Why Rudd will rue his pragmatism
As Rudd's popular support has dived over the past month, he's demonstrated he doesn't understand the importance of ideology in a democracy, writes Lindy Edwards.
As Rudd's popular support has dived over the past month, he's demonstrated he doesn't understand the importance of ideology in a democracy, writes Lindy Edwards.
OPINION: Ideology, aka conviction, is not always the enemy in the contest for hearts and minds.
As Rudd's popular support has swan dived over the past month, he has demonstrated that he does not understand what went wrong with the Gillard prime ministership, or the importance of ideology in a democracy.
There will be some in the Labor camp who will point to the campaign in the Murdoch press, poor campaigning technique or the party's baggage as reasons for the collapse in Rudd's support. In reality those things have just exposed and reinforced the weakness that has run throughout this government.
The collapse of this Labor government should (but won't necessarily) mark a clear winner in the debate between the pragmatist camp and the ideology camp within the ALP.
Those in the pragmatist camp will tell you that politics is about the art of compromise. It is about finding ways forward that competing forces can agree on. It involves deal making to find the best possible accommodation of everyone's interests. They will argue that political messaging is just the veneer that lies over the top of that process.
Pragmatists tend to assume that people will make their decisions and judge the success or failure of their political masters on the practical circumstances they deliver. They assume that ordinary people do not hold very coherent world views, and that people don't care deeply about issues of principle or the big stories about the trajectory of the nation.
Those in the ideology camp (or the conviction camp, if you prefer) take a different view. They argue that the big picture story about the challenges Australia faces, and the vision of the future, are essential to political success. In this view, ideas perform a vital role in a democracy. In our political system, we have no choice but to vote for our representatives and then leave them to manage the detail of our collective affairs behind closed doors.
To take this leap of trust, people want to be reassured of two things. First, we want to know that, in decision-making, leaders will try to do the right thing by the country, whatever they judge that to be. Second, we want to know what their world view is so that we can predict what their decisions are likely to be. Having a clear and principled world view is an essential ingredient for winning people's trust.
To the ideologist, leadership is about pushing in a clear direction. Stakeholders still need to be managed, and not everything is possible if the balance of interests don't line up. But the vision is the guiding light, and voters can get on with their lives knowing that is what you are pushing for outside the media spotlight.
This Labor government (and it has been consistent through Rudd I, Gillard and Rudd II) has provided a political scientist's dream experiment to assess the two positions. It has been a quintessential case study in pragmatism. The government has presided over a period of wealth and stability as the rest of the world has collapsed into recession. In practical terms, things have been pretty good in Australia for much of this government's term.

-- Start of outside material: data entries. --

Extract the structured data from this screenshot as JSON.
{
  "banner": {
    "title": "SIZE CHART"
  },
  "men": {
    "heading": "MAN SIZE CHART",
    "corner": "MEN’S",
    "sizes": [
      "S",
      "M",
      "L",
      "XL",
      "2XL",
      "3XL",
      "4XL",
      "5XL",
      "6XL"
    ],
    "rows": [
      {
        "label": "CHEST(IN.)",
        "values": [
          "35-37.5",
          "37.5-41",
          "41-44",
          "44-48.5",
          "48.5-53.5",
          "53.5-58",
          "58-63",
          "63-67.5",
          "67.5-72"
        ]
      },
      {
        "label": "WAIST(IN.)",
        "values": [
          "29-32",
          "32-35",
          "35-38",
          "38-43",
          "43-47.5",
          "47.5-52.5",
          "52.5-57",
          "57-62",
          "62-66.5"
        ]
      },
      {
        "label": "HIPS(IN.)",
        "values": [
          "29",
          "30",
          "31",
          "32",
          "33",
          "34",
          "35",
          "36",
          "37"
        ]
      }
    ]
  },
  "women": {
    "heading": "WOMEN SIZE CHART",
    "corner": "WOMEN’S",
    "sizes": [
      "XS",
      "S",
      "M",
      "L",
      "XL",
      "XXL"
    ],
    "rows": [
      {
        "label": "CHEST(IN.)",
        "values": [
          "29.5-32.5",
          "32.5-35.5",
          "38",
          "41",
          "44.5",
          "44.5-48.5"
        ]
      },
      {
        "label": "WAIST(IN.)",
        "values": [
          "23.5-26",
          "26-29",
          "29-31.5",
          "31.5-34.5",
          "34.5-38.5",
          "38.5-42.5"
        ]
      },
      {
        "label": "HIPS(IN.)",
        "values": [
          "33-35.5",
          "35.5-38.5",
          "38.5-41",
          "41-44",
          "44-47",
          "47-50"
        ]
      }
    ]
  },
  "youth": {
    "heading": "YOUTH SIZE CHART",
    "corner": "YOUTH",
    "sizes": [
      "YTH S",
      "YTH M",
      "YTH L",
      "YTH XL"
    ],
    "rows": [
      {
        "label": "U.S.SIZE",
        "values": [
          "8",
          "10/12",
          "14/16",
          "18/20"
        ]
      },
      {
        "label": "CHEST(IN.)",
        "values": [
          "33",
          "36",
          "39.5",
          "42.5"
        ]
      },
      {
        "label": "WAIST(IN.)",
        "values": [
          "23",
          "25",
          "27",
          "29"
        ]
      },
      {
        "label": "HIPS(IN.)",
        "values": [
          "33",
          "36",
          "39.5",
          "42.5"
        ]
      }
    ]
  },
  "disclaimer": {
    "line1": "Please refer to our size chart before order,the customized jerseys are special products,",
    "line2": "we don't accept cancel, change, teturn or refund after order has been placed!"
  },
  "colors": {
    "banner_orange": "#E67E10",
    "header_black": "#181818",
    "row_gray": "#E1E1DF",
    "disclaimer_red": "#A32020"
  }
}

However, Labor has repeatedly had its leaders adopt contrary and inconsistent positions depending on the polling on a particular issue. Over and over, leaders have made announcements that have been breathtakingly unexpected, often because they have been completely at odds with an earlier position. The impact on leadership credibility and trustworthiness has been devastating.

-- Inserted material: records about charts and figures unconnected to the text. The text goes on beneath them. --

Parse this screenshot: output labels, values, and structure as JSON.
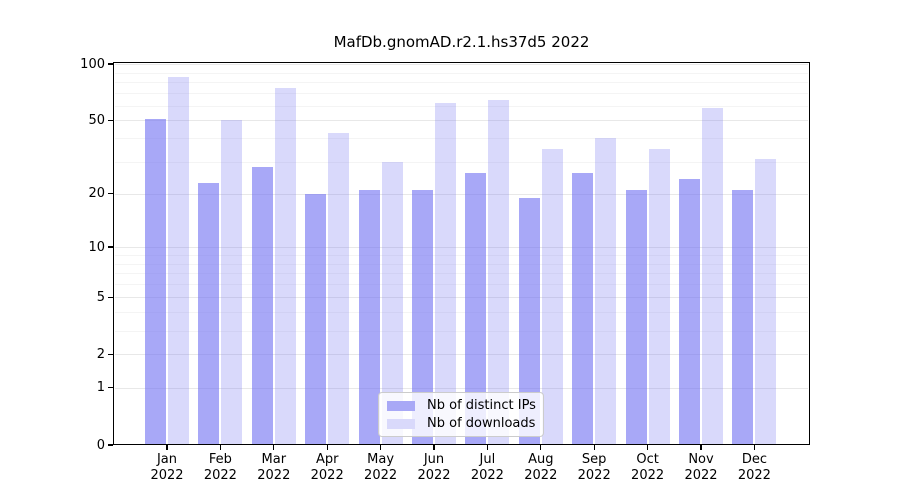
{
  "chart_data": {
    "type": "bar",
    "title": "MafDb.gnomAD.r2.1.hs37d5 2022",
    "categories": [
      "Jan",
      "Feb",
      "Mar",
      "Apr",
      "May",
      "Jun",
      "Jul",
      "Aug",
      "Sep",
      "Oct",
      "Nov",
      "Dec"
    ],
    "category_year": "2022",
    "series": [
      {
        "name": "Nb of distinct IPs",
        "color": "#a8a8f6",
        "color_rgba": "rgba(115,115,242,0.62)",
        "values": [
          51,
          23,
          28,
          20,
          21,
          21,
          26,
          19,
          26,
          21,
          24,
          21
        ]
      },
      {
        "name": "Nb of downloads",
        "color": "#d9d9fb",
        "color_rgba": "rgba(115,115,242,0.27)",
        "values": [
          85,
          50,
          75,
          43,
          30,
          62,
          64,
          35,
          40,
          35,
          58,
          31
        ]
      }
    ],
    "yscale": "log1p",
    "ylim": [
      0,
      100
    ],
    "y_major_ticks": [
      0,
      1,
      2,
      5,
      10,
      20,
      50,
      100
    ],
    "y_minor_gridlines": [
      3,
      4,
      6,
      7,
      8,
      9,
      30,
      40,
      60,
      70,
      80,
      90
    ],
    "xlabel": "",
    "ylabel": "",
    "grid": true,
    "legend_position": "lower center",
    "colors": {
      "major_gridline": "#e8e8e8",
      "minor_gridline": "#f4f4f4",
      "axis": "#000000"
    }
  }
}
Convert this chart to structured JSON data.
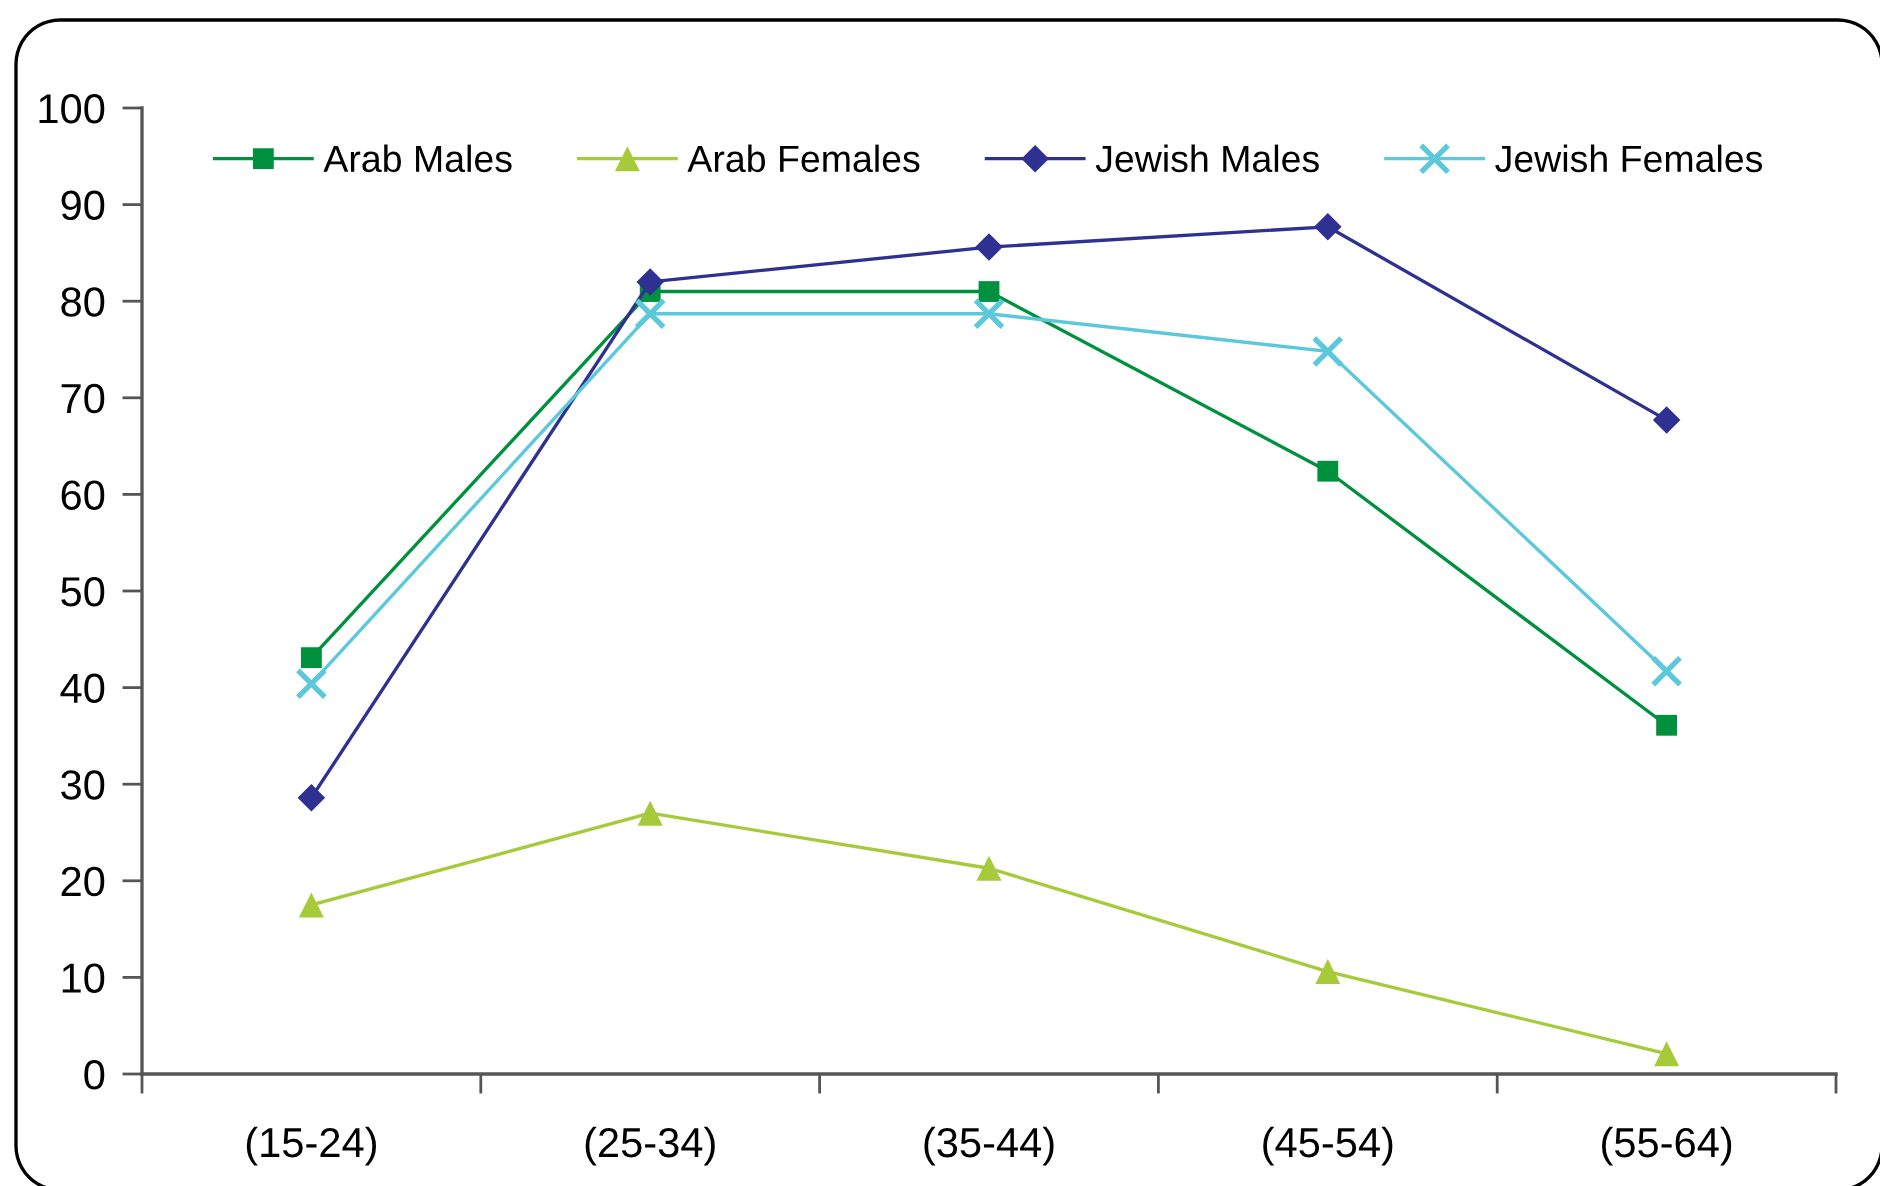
{
  "chart_data": {
    "type": "line",
    "categories": [
      "(15-24)",
      "(25-34)",
      "(35-44)",
      "(45-54)",
      "(55-64)"
    ],
    "series": [
      {
        "name": "Arab Males",
        "color": "#00913f",
        "marker": "square",
        "values": [
          43.1,
          81,
          81,
          62.4,
          36.1
        ]
      },
      {
        "name": "Arab Females",
        "color": "#a6ca3a",
        "marker": "triangle",
        "values": [
          17.5,
          27,
          21.3,
          10.6,
          2.1
        ]
      },
      {
        "name": "Jewish Males",
        "color": "#2e3192",
        "marker": "diamond",
        "values": [
          28.6,
          82,
          85.6,
          87.7,
          67.7
        ]
      },
      {
        "name": "Jewish Females",
        "color": "#5bc8dc",
        "marker": "cross",
        "values": [
          40.4,
          78.7,
          78.7,
          74.8,
          41.7
        ]
      }
    ],
    "ylim": [
      0,
      100
    ],
    "yticks": [
      0,
      10,
      20,
      30,
      40,
      50,
      60,
      70,
      80,
      90,
      100
    ],
    "legend": "top",
    "line_style": "solid"
  }
}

Gillard will go down in history as a very effective pragmatist but as having failed on trust and coherence. She delivered on an enormous amount of reform as a first term prime minister, but the transparent messaging, the tendency to directly contradict prior statements and to argue that black was white, created a deep unease.
Similarly, Rudd's slide began when he backflipped on the carbon tax and on asylum seekers, ditching long held ethical positions to clear the decks for an election. He dashed the electorate's hopes that he was focused on substance rather than strategy. Even if they agreed with the particular policies, they began to see him as a chameleon who would say anything to win.

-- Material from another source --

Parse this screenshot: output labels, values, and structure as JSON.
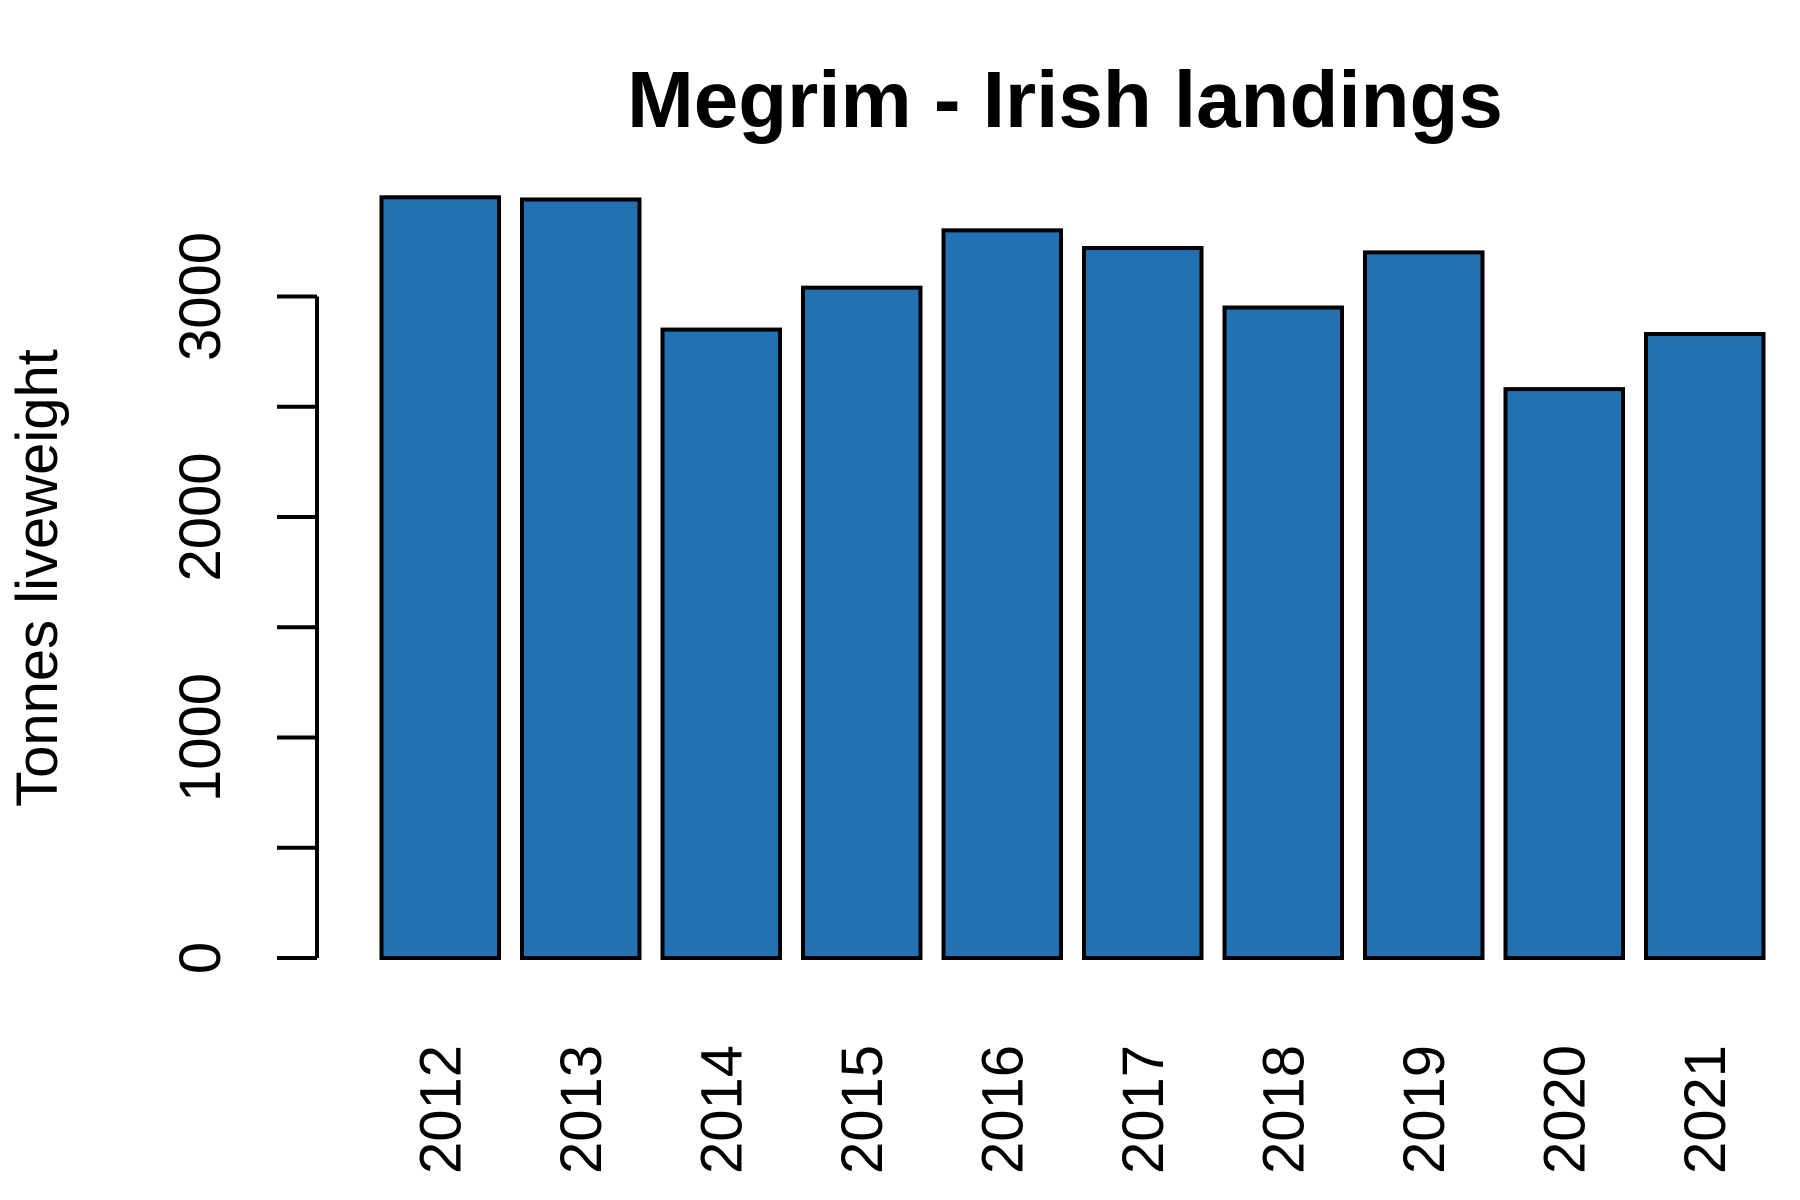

The last couple of weeks have reinforced people's fears about Rudd. The Northern Territory tax haven, the Very Fast Train and moving the Garden Island military base all smacked of "whatever it takes" politics. Rudd has highlighted his flaws more powerfully than Murdoch could ever have done.
Ideology as a word evokes a negative response. That is because we think of ourselves as having a vision and values, while people we disagree with have ideology. But whatever you choose to call it, as Labor plumbs the depths, it is clear we don't like our politics without it.
Dr Lindy Edwards is a Senior Lecturer in the International and Political Studies Program at UNSW Canberra.